Epilepsi Bisa Picu Disabilitas, Kenali Gejala, Diagnosis, dan Penanganannya

Pengidap epilepsi rentan mengalami disabilitas akibat perubahan emosi, perubahan perilaku, dan kesehatan mental.

oleh Ade Nasihudin Al Ansori diperbarui 22 Okt 2024, 09:40 WIB
Diterbitkan 22 Okt 2024, 09:40 WIB
Epilepsi Bisa Picu Disabilitas Kenali Gejala, Diagnosis, dan Penanganannya
Epilepsi Bisa Picu Disabilitas Kenali Gejala, Diagnosis, dan Penanganannya (sumber: freepik)

Liputan6.com, Jakarta Kejang yang terjadi di tempat dan waktu tak tentu kerap dikaitkan dengan epilepsi.

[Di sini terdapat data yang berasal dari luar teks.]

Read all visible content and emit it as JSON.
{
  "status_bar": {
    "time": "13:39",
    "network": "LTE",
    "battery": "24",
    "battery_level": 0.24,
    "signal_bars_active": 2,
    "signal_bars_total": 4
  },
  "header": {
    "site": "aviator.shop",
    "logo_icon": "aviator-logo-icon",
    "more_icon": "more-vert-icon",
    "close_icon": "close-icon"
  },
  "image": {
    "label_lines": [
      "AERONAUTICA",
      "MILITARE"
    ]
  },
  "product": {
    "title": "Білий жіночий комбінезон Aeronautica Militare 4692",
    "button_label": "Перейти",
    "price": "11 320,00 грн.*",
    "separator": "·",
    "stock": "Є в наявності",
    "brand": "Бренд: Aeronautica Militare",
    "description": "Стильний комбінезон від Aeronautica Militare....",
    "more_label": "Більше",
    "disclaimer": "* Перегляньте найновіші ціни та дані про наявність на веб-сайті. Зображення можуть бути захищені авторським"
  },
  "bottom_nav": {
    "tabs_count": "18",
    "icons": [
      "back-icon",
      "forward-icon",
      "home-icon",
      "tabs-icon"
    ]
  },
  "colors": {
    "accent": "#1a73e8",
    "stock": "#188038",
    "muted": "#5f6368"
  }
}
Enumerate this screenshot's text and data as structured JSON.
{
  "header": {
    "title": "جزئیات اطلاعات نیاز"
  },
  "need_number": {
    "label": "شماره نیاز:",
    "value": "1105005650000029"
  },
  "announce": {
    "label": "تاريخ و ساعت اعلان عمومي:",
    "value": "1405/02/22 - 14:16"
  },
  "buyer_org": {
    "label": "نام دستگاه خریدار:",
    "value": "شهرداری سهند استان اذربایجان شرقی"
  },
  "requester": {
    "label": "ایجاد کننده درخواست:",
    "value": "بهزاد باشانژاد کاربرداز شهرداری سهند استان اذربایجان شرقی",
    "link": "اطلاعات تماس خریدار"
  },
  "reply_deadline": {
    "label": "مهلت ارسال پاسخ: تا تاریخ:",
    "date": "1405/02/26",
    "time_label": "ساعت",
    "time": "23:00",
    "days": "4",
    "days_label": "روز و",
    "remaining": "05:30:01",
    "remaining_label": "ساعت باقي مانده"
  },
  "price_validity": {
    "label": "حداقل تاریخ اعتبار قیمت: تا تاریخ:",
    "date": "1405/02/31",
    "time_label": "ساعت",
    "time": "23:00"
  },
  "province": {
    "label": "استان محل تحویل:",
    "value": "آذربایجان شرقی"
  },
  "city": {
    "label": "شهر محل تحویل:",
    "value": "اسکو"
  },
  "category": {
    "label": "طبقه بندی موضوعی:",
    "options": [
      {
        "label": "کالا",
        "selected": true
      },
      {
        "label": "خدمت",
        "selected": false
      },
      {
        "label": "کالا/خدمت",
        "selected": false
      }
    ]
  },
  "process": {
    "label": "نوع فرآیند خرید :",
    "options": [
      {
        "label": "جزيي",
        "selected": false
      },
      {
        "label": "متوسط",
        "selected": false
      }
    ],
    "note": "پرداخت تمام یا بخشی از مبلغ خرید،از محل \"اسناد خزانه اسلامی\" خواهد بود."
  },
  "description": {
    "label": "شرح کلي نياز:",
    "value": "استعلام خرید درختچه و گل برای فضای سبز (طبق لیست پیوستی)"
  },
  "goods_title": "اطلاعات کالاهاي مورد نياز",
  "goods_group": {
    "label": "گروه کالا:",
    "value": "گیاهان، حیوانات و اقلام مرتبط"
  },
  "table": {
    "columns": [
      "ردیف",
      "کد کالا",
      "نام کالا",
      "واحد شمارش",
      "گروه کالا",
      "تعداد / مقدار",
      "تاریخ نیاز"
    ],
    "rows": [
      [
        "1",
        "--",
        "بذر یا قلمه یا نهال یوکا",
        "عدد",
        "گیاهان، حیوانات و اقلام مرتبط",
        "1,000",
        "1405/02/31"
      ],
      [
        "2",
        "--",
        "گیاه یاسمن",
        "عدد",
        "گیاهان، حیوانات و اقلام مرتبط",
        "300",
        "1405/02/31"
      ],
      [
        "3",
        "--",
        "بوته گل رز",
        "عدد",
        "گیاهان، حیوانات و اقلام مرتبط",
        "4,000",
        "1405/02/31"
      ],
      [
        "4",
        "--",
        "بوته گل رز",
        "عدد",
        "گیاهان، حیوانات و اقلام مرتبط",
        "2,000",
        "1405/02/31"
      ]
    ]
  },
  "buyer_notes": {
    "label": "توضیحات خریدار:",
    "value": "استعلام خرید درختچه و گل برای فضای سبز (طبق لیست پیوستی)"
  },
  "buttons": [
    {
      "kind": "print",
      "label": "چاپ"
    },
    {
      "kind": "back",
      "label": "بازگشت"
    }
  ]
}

Epilepsi adalah kondisi yang ditandai oleh kejang berulang akibat aktivitas listrik abnormal di otak dan merupakan salah satu gangguan neurologis yang paling umum. Kondisi ini memengaruhi sekitar 1 hingga 5 persen populasi di seluruh dunia.

Penyakit ini dapat muncul di semua kelompok usia, bisa terjadi pada anak-anak dan orang dewasa yang lebih tua. Penyakit ini juga tidak memandang etnis tertentu.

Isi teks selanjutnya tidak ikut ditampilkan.